The May issue of Sight & Sound includes me reviewing the Chinese film Detective Chinatown 2, in which a pair of goofball detectives visiting from Beijing get all starry eyed in New York on the trail of a killer whose identity is obvious from the minute that the Anglophone actor in question walks on. Joe McCulloch, writing about English translations of Japanese manga in the anthology Critical Chips 2, said experiencing a foreign culture in a translated version was like looking at a garden from the outside through a hole in the wall, unable even as a conscientious observer to really know the situation in which the works exist. Which is also how I felt upon discovering that Detective Chinatown 2 had made $530 million in its own territory.
Annihilation has remarkable gardens, to the point where it ventures into the natural sublime in proper Burke-ean terror-tinged ways—a rarity in a culture more comfortable with the technological sublime instead. It puts Alex Garland into a strand of British film making that doesn’t have many members, somewhere in an overlap of Danny Boyle and Peter Strickland, although Annihilation deals directly enough with cancer and metabolic change to ally Garland with David Cronenberg as well. The alterations from the source book make for a more conventional ending, but some of Garland’s tweaks are appropriately visual rather than thematic. When the characters stumble across a house overgrown in greenery, only we and Natalie Portman recognise that it’s identical to her house in the real world, and Garland gracefully doesn’t even give her a double-take to flag the matter up. A monster duly terrorises her there, up from the id of her own adulterous bedroom.

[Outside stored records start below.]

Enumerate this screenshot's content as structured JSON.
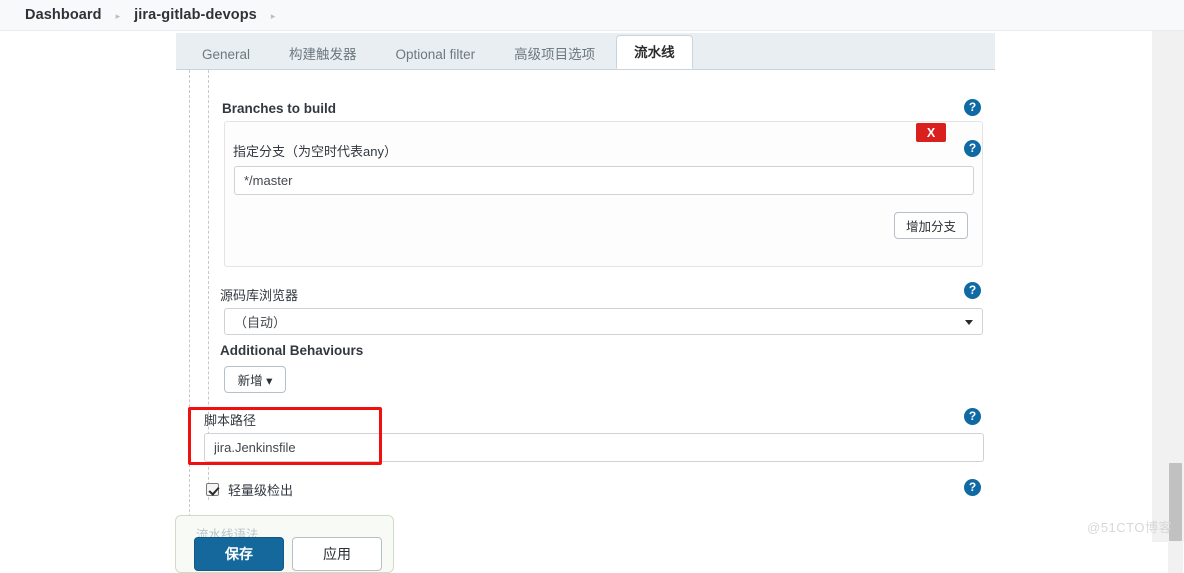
{
  "breadcrumb": {
    "items": [
      "Dashboard",
      "jira-gitlab-devops"
    ],
    "separator": "▸",
    "trailing_separator": "▸"
  },
  "tabs": [
    {
      "label": "General",
      "active": false
    },
    {
      "label": "构建触发器",
      "active": false
    },
    {
      "label": "Optional filter",
      "active": false
    },
    {
      "label": "高级项目选项",
      "active": false
    },
    {
      "label": "流水线",
      "active": true
    }
  ],
  "form": {
    "branches_section_label": "Branches to build",
    "branch_spec_label": "指定分支（为空时代表any）",
    "branch_spec_value": "*/master",
    "branch_spec_placeholder": "",
    "remove_branch_label": "X",
    "add_branch_label": "增加分支",
    "repo_browser_label": "源码库浏览器",
    "repo_browser_value": "（自动）",
    "additional_behaviours_label": "Additional Behaviours",
    "add_behaviour_label": "新增",
    "add_behaviour_caret": "▾",
    "script_path_label": "脚本路径",
    "script_path_value": "jira.Jenkinsfile",
    "script_path_placeholder": "",
    "lightweight_checkout_label": "轻量级检出",
    "lightweight_checkout_checked": true,
    "help_glyph": "?"
  },
  "submit_bar": {
    "pipeline_syntax_label": "流水线语法",
    "save_label": "保存",
    "apply_label": "应用"
  },
  "watermark": "@51CTO博客",
  "colors": {
    "accent_blue": "#14689c",
    "help_blue": "#0f6aa3",
    "danger_red": "#d9201f",
    "highlight_red": "#f01010",
    "tabbar_bg": "#e9eef2"
  }
}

And Annihilation promptly terrorised and stress-tested some outposts of current film criticism to near-destruction in about five days flat, which was always going to happen as soon as something turned up on Netflix that we might actually feel people should see. Twin Peaks gathered the kindling for this turn of events, but it was 18 hours long, so claims that it was Clearly A Film became a shibboleth for folk not comfortable admitting that work of quality could merit any other label. Annihilation though really is a film—made as one and delivered as one, until Paramount chickened out and sold it on. The results have been calamitous, a coming together of both the major current critical regressions at the same time. A fixation on content and blindness to form—which is the approach needed if you’re inclined to see a film’s -isms and ideologies as both the work’s true essence and the way its makers will reveal their hidden wickedness—has instead dented our skills at sounding convincing about why one form is better than another. Meanwhile an inability to speak in any decent motivational rhetoric—never mind poetics—instead of dry academic language has squelched our ability to motivate a passing viewer to open their minds, or indeed open an envelope. After voluntarily surrendering those two weapons, what’s left?